Asam Padeh Dermaga Rambang

<—-Kisah Sebelumnya

Gelisah, menengokkan muka ke kanan dan kekiri, sesekali tetapan mata memeriksa aplikasi di telepon pintar.

Sementara waktu yang tak menganggap keberadaanku, terus bergulir. Surya sudah semakin meredup di ufuk barat.

Sebentar lagi gelap, adzan maghrib telah siap dikumandangkan.

Sementara di sisi lain jalanan kota, pengemudi ojek itu tampak kebingungan mencari jalan menjemputku. Berkali-kali merubah haluan walau jarak sebetulnya sudah sangat dekat. Beberapa kali menjauh kembali mencari ruas jalan lain.

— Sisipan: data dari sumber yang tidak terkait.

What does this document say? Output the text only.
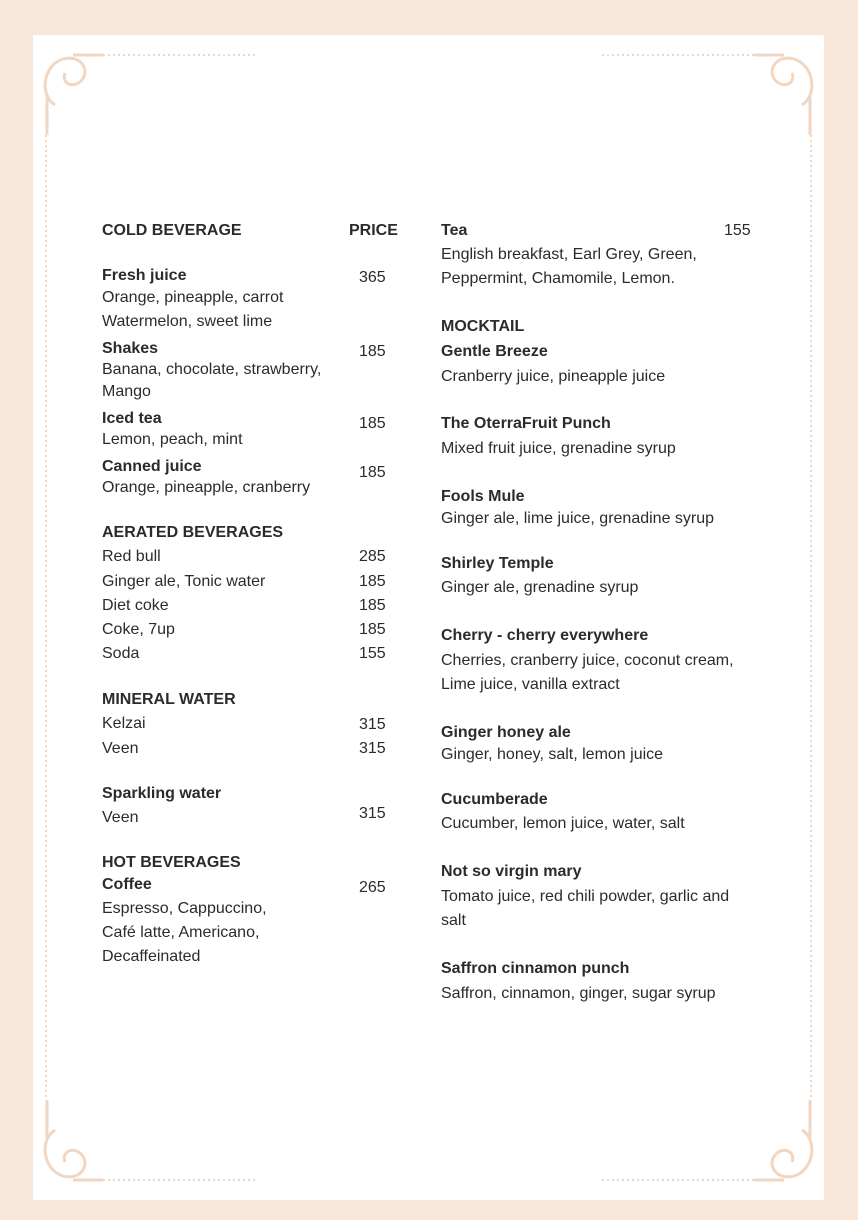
COLD BEVERAGE	PRICE
Fresh juice	365
Orange, pineapple, carrot
Watermelon, sweet lime
Shakes	185
Banana, chocolate, strawberry,
Mango
Iced tea	185
Lemon, peach, mint
Canned juice	185
Orange, pineapple, cranberry
AERATED BEVERAGES
Red bull	285
Ginger ale, Tonic water	185
Diet coke	185
Coke, 7up	185
Soda	155
MINERAL WATER
Kelzai	315
Veen	315
Sparkling water
Veen	315
HOT BEVERAGES
Coffee	265
Espresso, Cappuccino,
Café latte, Americano,
Decaffeinated
Tea	155
English breakfast, Earl Grey, Green,
Peppermint, Chamomile, Lemon.
MOCKTAIL
Gentle Breeze
Cranberry juice, pineapple juice
The OterraFruit Punch
Mixed fruit juice, grenadine syrup
Fools Mule
Ginger ale, lime juice, grenadine syrup
Shirley Temple
Ginger ale, grenadine syrup
Cherry - cherry everywhere
Cherries, cranberry juice, coconut cream,
Lime juice, vanilla extract
Ginger honey ale
Ginger, honey, salt, lemon juice
Cucumberade
Cucumber, lemon juice, water, salt
Not so virgin mary
Tomato juice, red chili powder, garlic and
salt
Saffron cinnamon punch
Saffron, cinnamon, ginger, sugar syrup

Apalagi kalau bukan kemacetan kota yang memaksanya berbuat demikian. Beberapa titik jalanan stuck, dipenuhi warga kota yang bereuforia menyambut waktu berbuka puasa. Ramadhan sudah memasuki hari keempat belas ketika aku berkunjung ke Palangkaraya.

Dinn….Dinn….Dinn”, suara klakson sepeda motor terdengar dari sisi kiri, ketika tatapanku terus kuarahkan ke kanan karena memang seharusnya ojek online itu akan datang dari sisi kanan.

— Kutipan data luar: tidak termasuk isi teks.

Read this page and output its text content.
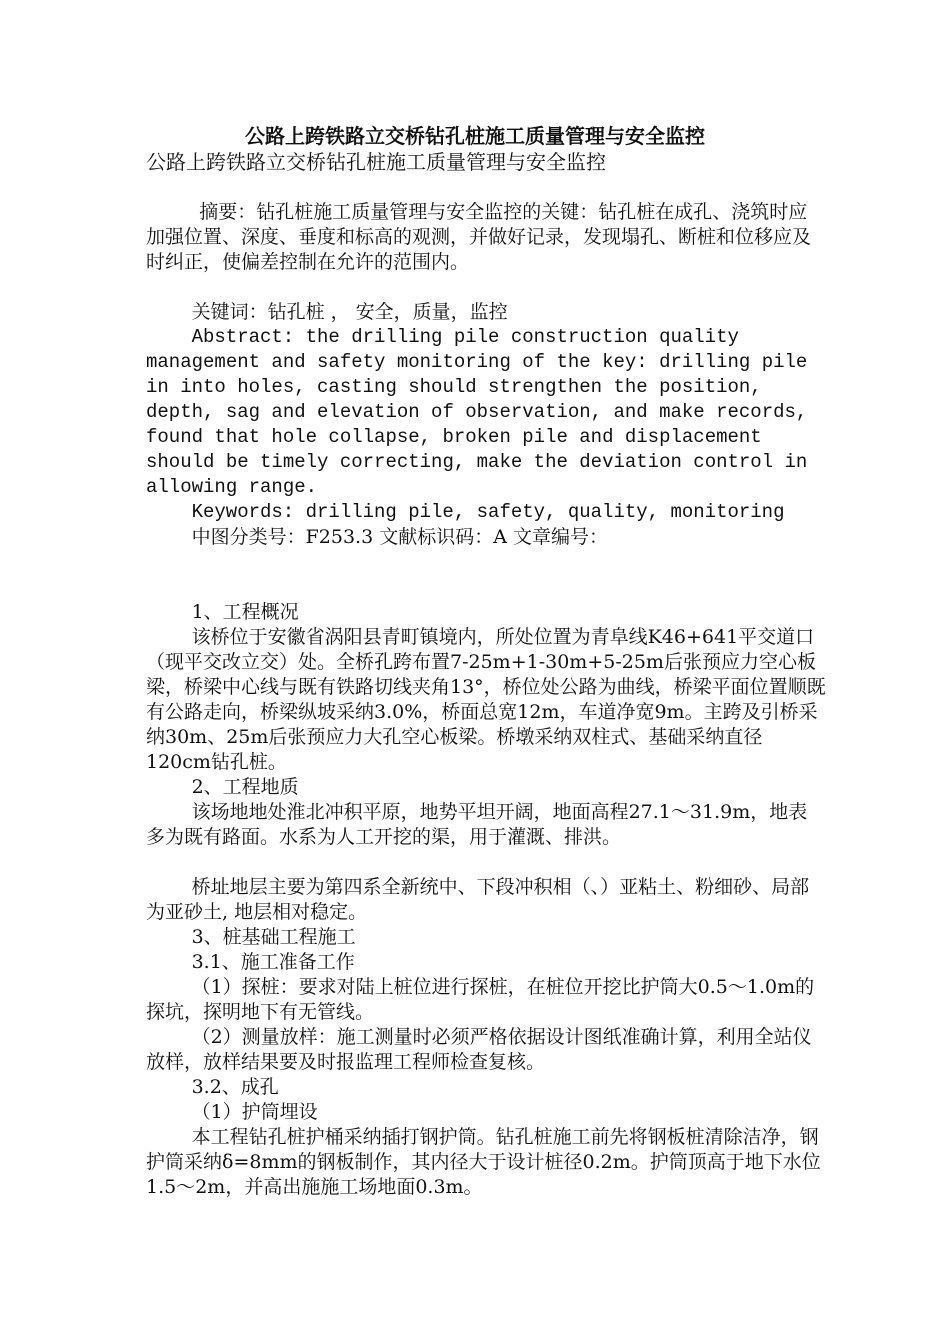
公路上跨铁路立交桥钻孔桩施工质量管理与安全监控
公路上跨铁路立交桥钻孔桩施工质量管理与安全监控

摘要：钻孔桩施工质量管理与安全监控的关键：钻孔桩在成孔、浇筑时应加强位置、深度、垂度和标高的观测，并做好记录，发现塌孔、断桩和位移应及时纠正，使偏差控制在允许的范围内。

关键词：钻孔桩 ， 安全，质量，监控

Abstract: the drilling pile construction quality management and safety monitoring of the key: drilling pile in into holes, casting should strengthen the position, depth, sag and elevation of observation, and make records, found that hole collapse, broken pile and displacement should be timely correcting, make the deviation control in allowing range.

Keywords: drilling pile, safety, quality, monitoring

中图分类号：F253.3 文献标识码：A 文章编号：

1、工程概况

该桥位于安徽省涡阳县青町镇境内，所处位置为青阜线K46+641平交道口（现平交改立交）处。全桥孔跨布置7-25m+1-30m+5-25m后张预应力空心板梁，桥梁中心线与既有铁路切线夹角13°，桥位处公路为曲线，桥梁平面位置顺既有公路走向，桥梁纵坡采纳3.0%，桥面总宽12m，车道净宽9m。主跨及引桥采纳30m、25m后张预应力大孔空心板梁。桥墩采纳双柱式、基础采纳直径120cm钻孔桩。

2、工程地质

该场地地处淮北冲积平原，地势平坦开阔，地面高程27.1～31.9m，地表多为既有路面。水系为人工开挖的渠，用于灌溉、排洪。

桥址地层主要为第四系全新统中、下段冲积相（、）亚粘土、粉细砂、局部为亚砂土, 地层相对稳定。

3、桩基础工程施工

3.1、施工准备工作

（1）探桩：要求对陆上桩位进行探桩，在桩位开挖比护筒大0.5～1.0m的探坑，探明地下有无管线。

（2）测量放样：施工测量时必须严格依据设计图纸准确计算，利用全站仪放样，放样结果要及时报监理工程师检查复核。

3.2、成孔

（1）护筒埋设

本工程钻孔桩护桶采纳插打钢护筒。钻孔桩施工前先将钢板桩清除洁净，钢护筒采纳δ=8mm的钢板制作，其内径大于设计桩径0.2m。护筒顶高于地下水位1.5～2m，并高出施施工场地面0.3m。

Aku lekat memperhatikan plat nomor kendaraannya. Benar itu adalah ojek online yang sedang kutunggu.

Aku menghampirinya.

Maaf, Kaka….Jadi lama nunggunya, macet dimana-mana, susah cari jalannya, Ka”, pengemudi berperawakan kecil dengan wajah khas suku Dayak itu sopan menyampaikan alasan.

Tak apa, Kaka…Ayo kita segera berangkat ke tujuan saja”, aku berfokus mencapai tujuan.

Dengan gesit, pengemudi itu menggeber sepeda motornya menuju ke timur, meninggalkan Taman Pasuk Kameloh dan keindahan sempandan Sungai Kahayannya.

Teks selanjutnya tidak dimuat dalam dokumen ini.